Expected keys (section [settings]):
kubeconfig_path(optional)
If set, loads kubeconfig from this path. Otherwise uses default kubeconfig loading behavior.monitored_namespaces
Comma-separated namespaces to watch.reversion_idle_seconds
How long a converted node must be idle (no active pods) before revert.check_interval_seconds
Evaluate loop interval.max_converted_nodes
Global cap on how many nodes may be converted at any time.yunikorn_cm_namespace(default:yunikorn)
Namespace containing the YuniKorn ConfigMap.yunikorn_cm_name(default:yunikorn-configs)
Name of the YuniKorn ConfigMap containingqueues.yaml.yunikorn_queue_annotation(default:yunikorn.apache.org/queue)
Key used to identify queue assignment on pods (annotation or label).node_cpu_capacity(default:128)
vcores to add/subtract per converted node.node_memory_capacity(default:256G)
memory to add/subtract per converted node.global_cooldown_seconds(default:30)
Cooldown between conversions (note: present but not currently wired to advance_next_conversion_allowed_at).default_cpu_request_m(default:1000)
Used only when pending pods have no resource requests/limits.default_mem_request(default:2Gi)
Used only when pending pods have no resource requests/limits.
A JSON object mapping each monitored namespace to a YuniKorn queue path:
{
"workloads-dev": "root.platform.services.dev",
"workloads-prod": "root.platform.services.prod"
}This service supports two modes:
- monitor: run the continuous evaluate + actuator loops (normal operation)
- test: create a synthetic load Deployment in a namespace/queue (validation)

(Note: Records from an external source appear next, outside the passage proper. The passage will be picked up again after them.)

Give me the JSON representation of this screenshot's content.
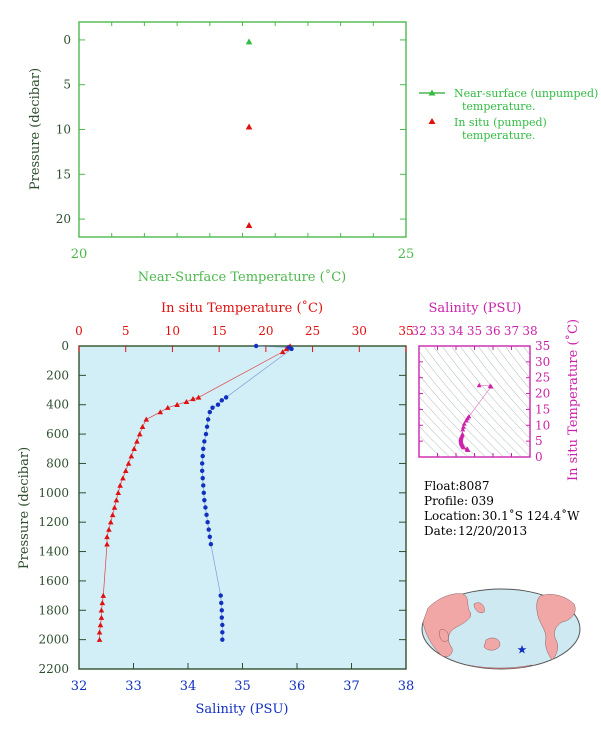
{
  "chart_data": [
    {
      "type": "scatter",
      "ylabel": "Pressure (decibar)",
      "xlabel": "Near-Surface Temperature (˚C)",
      "xlim": [
        20,
        25
      ],
      "ylim": [
        22,
        -2
      ],
      "xticks": [
        "20",
        "25"
      ],
      "yticks": [
        "0",
        "5",
        "10",
        "15",
        "20"
      ],
      "ytick_values": [
        0,
        5,
        10,
        15,
        20
      ],
      "series": [
        {
          "name": "Near-surface (unpumped) temperature.",
          "color": "#33bb44",
          "marker": "triangle",
          "points": [
            {
              "x": 22.6,
              "y": 0.2
            }
          ]
        },
        {
          "name": "In situ (pumped) temperature.",
          "color": "#e01010",
          "marker": "triangle",
          "points": [
            {
              "x": 22.6,
              "y": 9.7
            },
            {
              "x": 22.6,
              "y": 20.7
            }
          ]
        }
      ],
      "legend": {
        "placement": "right",
        "entries": [
          {
            "line1": "Near-surface (unpumped)",
            "line2": "temperature.",
            "color": "#33bb44"
          },
          {
            "line1": "In situ (pumped)",
            "line2": "temperature.",
            "color": "#e01010"
          }
        ]
      }
    },
    {
      "type": "line",
      "title": "In situ Temperature (˚C)",
      "xlabel": "Salinity (PSU)",
      "ylabel": "Pressure (decibar)",
      "temp_axis": {
        "range": [
          0,
          35
        ],
        "ticks": [
          "0",
          "5",
          "10",
          "15",
          "20",
          "25",
          "30",
          "35"
        ],
        "color": "#e01010"
      },
      "salinity_axis": {
        "range": [
          32,
          38
        ],
        "ticks": [
          "32",
          "33",
          "34",
          "35",
          "36",
          "37",
          "38"
        ],
        "color": "#1030c0"
      },
      "pressure_axis": {
        "range": [
          0,
          2200
        ],
        "ticks": [
          "0",
          "200",
          "400",
          "600",
          "800",
          "1000",
          "1200",
          "1400",
          "1600",
          "1800",
          "2000",
          "2200"
        ]
      },
      "background": "#d2eef7",
      "series": [
        {
          "name": "Temperature",
          "color": "#e01010",
          "marker": "triangle",
          "points": [
            [
              22.6,
              0
            ],
            [
              22.4,
              10
            ],
            [
              22.2,
              20
            ],
            [
              21.8,
              40
            ],
            [
              12.8,
              350
            ],
            [
              12.2,
              360
            ],
            [
              11.5,
              380
            ],
            [
              10.5,
              400
            ],
            [
              9.5,
              420
            ],
            [
              8.7,
              450
            ],
            [
              7.2,
              500
            ],
            [
              6.8,
              550
            ],
            [
              6.5,
              600
            ],
            [
              6.2,
              650
            ],
            [
              5.9,
              700
            ],
            [
              5.6,
              750
            ],
            [
              5.3,
              800
            ],
            [
              5.0,
              850
            ],
            [
              4.7,
              900
            ],
            [
              4.4,
              950
            ],
            [
              4.2,
              1000
            ],
            [
              4.0,
              1050
            ],
            [
              3.8,
              1100
            ],
            [
              3.6,
              1150
            ],
            [
              3.4,
              1200
            ],
            [
              3.2,
              1250
            ],
            [
              3.0,
              1300
            ],
            [
              3.0,
              1350
            ],
            [
              2.6,
              1700
            ],
            [
              2.5,
              1750
            ],
            [
              2.4,
              1800
            ],
            [
              2.4,
              1850
            ],
            [
              2.3,
              1900
            ],
            [
              2.2,
              1950
            ],
            [
              2.2,
              2000
            ]
          ]
        },
        {
          "name": "Salinity",
          "color": "#1030c0",
          "marker": "circle",
          "points": [
            [
              35.25,
              0
            ],
            [
              35.85,
              10
            ],
            [
              35.9,
              20
            ],
            [
              34.7,
              350
            ],
            [
              34.62,
              370
            ],
            [
              34.55,
              400
            ],
            [
              34.45,
              420
            ],
            [
              34.4,
              450
            ],
            [
              34.37,
              500
            ],
            [
              34.35,
              550
            ],
            [
              34.33,
              600
            ],
            [
              34.3,
              650
            ],
            [
              34.28,
              700
            ],
            [
              34.27,
              750
            ],
            [
              34.26,
              800
            ],
            [
              34.26,
              850
            ],
            [
              34.27,
              900
            ],
            [
              34.28,
              950
            ],
            [
              34.29,
              1000
            ],
            [
              34.3,
              1050
            ],
            [
              34.32,
              1100
            ],
            [
              34.34,
              1150
            ],
            [
              34.36,
              1200
            ],
            [
              34.38,
              1250
            ],
            [
              34.4,
              1300
            ],
            [
              34.42,
              1350
            ],
            [
              34.6,
              1700
            ],
            [
              34.61,
              1750
            ],
            [
              34.62,
              1800
            ],
            [
              34.62,
              1850
            ],
            [
              34.63,
              1900
            ],
            [
              34.63,
              1950
            ],
            [
              34.63,
              2000
            ]
          ]
        }
      ]
    },
    {
      "type": "scatter",
      "title": "Salinity (PSU)",
      "ylabel": "In situ Temperature (˚C)",
      "xlim": [
        32,
        38
      ],
      "ylim": [
        0,
        35
      ],
      "xticks": [
        "32",
        "33",
        "34",
        "35",
        "36",
        "37",
        "38"
      ],
      "yticks": [
        "0",
        "5",
        "10",
        "15",
        "20",
        "25",
        "30",
        "35"
      ],
      "color": "#cc22aa",
      "points": [
        [
          35.25,
          22.6
        ],
        [
          35.85,
          22.4
        ],
        [
          35.9,
          22.2
        ],
        [
          34.7,
          12.8
        ],
        [
          34.62,
          12.2
        ],
        [
          34.55,
          11.5
        ],
        [
          34.45,
          10.5
        ],
        [
          34.4,
          9.5
        ],
        [
          34.37,
          8.7
        ],
        [
          34.35,
          7.2
        ],
        [
          34.33,
          6.8
        ],
        [
          34.3,
          6.5
        ],
        [
          34.28,
          6.2
        ],
        [
          34.27,
          5.9
        ],
        [
          34.26,
          5.6
        ],
        [
          34.26,
          5.3
        ],
        [
          34.27,
          5.0
        ],
        [
          34.28,
          4.7
        ],
        [
          34.29,
          4.4
        ],
        [
          34.3,
          4.2
        ],
        [
          34.32,
          4.0
        ],
        [
          34.34,
          3.8
        ],
        [
          34.36,
          3.6
        ],
        [
          34.38,
          3.4
        ],
        [
          34.4,
          3.2
        ],
        [
          34.42,
          3.0
        ],
        [
          34.6,
          2.6
        ],
        [
          34.61,
          2.5
        ],
        [
          34.62,
          2.4
        ],
        [
          34.63,
          2.3
        ],
        [
          34.63,
          2.2
        ]
      ]
    }
  ],
  "info": {
    "float_label": "Float:",
    "float_value": "8087",
    "profile_label": "Profile:",
    "profile_value": "039",
    "location_label": "Location:",
    "location_value": "30.1˚S  124.4˚W",
    "date_label": "Date:",
    "date_value": "12/20/2013"
  },
  "map": {
    "ocean_color": "#cfe9f3",
    "land_color": "#f2a7a7",
    "marker_color": "#1030c0",
    "marker": "star"
  },
  "colors": {
    "axis_green": "#4cb84c",
    "label_dark": "#2f4f2f",
    "temp_red": "#e01010",
    "sal_blue": "#1030c0",
    "ts_magenta": "#cc22aa"
  }
}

- A valid kubeconfig accessible to the process (either:
- set
kubeconfig_pathin/etc/dynamic-node/dynamic_node_config.ini, or - rely on default kubeconfig loading via
KUBECONFIG/~/.kube/config)
- set
/etc/dynamic-node/dynamic_node_config.iniis present and readable/etc/dynamic-node/namespace_queue_paths.jsonis present and contains queue mappings for all monitored namespaces- The process identity can:
- list nodes and pods
- read/patch the YuniKorn ConfigMap containing
queues.yaml - (test mode) create/patch/delete Deployments in the target namespace
- The external converter exists and is executable:
/usr/site/rcac/sbin/node-convert
Monitor mode starts two background threads:
- Evaluate loop: periodically computes demand and enqueues conversions; checks for idle nodes to revert
- Actuator loop: drains the conversion queue and performs
node-convertactions
python3 dynamic-node-manager.py --mode monitorTest mode creates a Deployment that schedules pods annotated to a specific YuniKorn queue. Each pod runs a long sleep to hold resources.
python3 dynamic-node-manager.py \
--mode test \
--namespace workloads-dev \
--queue root.platform.services.dev \
--replicas 200- Verify the manager is logging demand decisions and conversion actions via syslog.
- Confirm YuniKorn
queues.yamlis being updated (capacity changes show asMAX/GUARbumps in logs). - Confirm nodes join/leave the Kubernetes API after
node-convertruns. - Confirm
/etc/dynamic-node/converted_nodes.jsonis being updated as nodes are converted and reverted.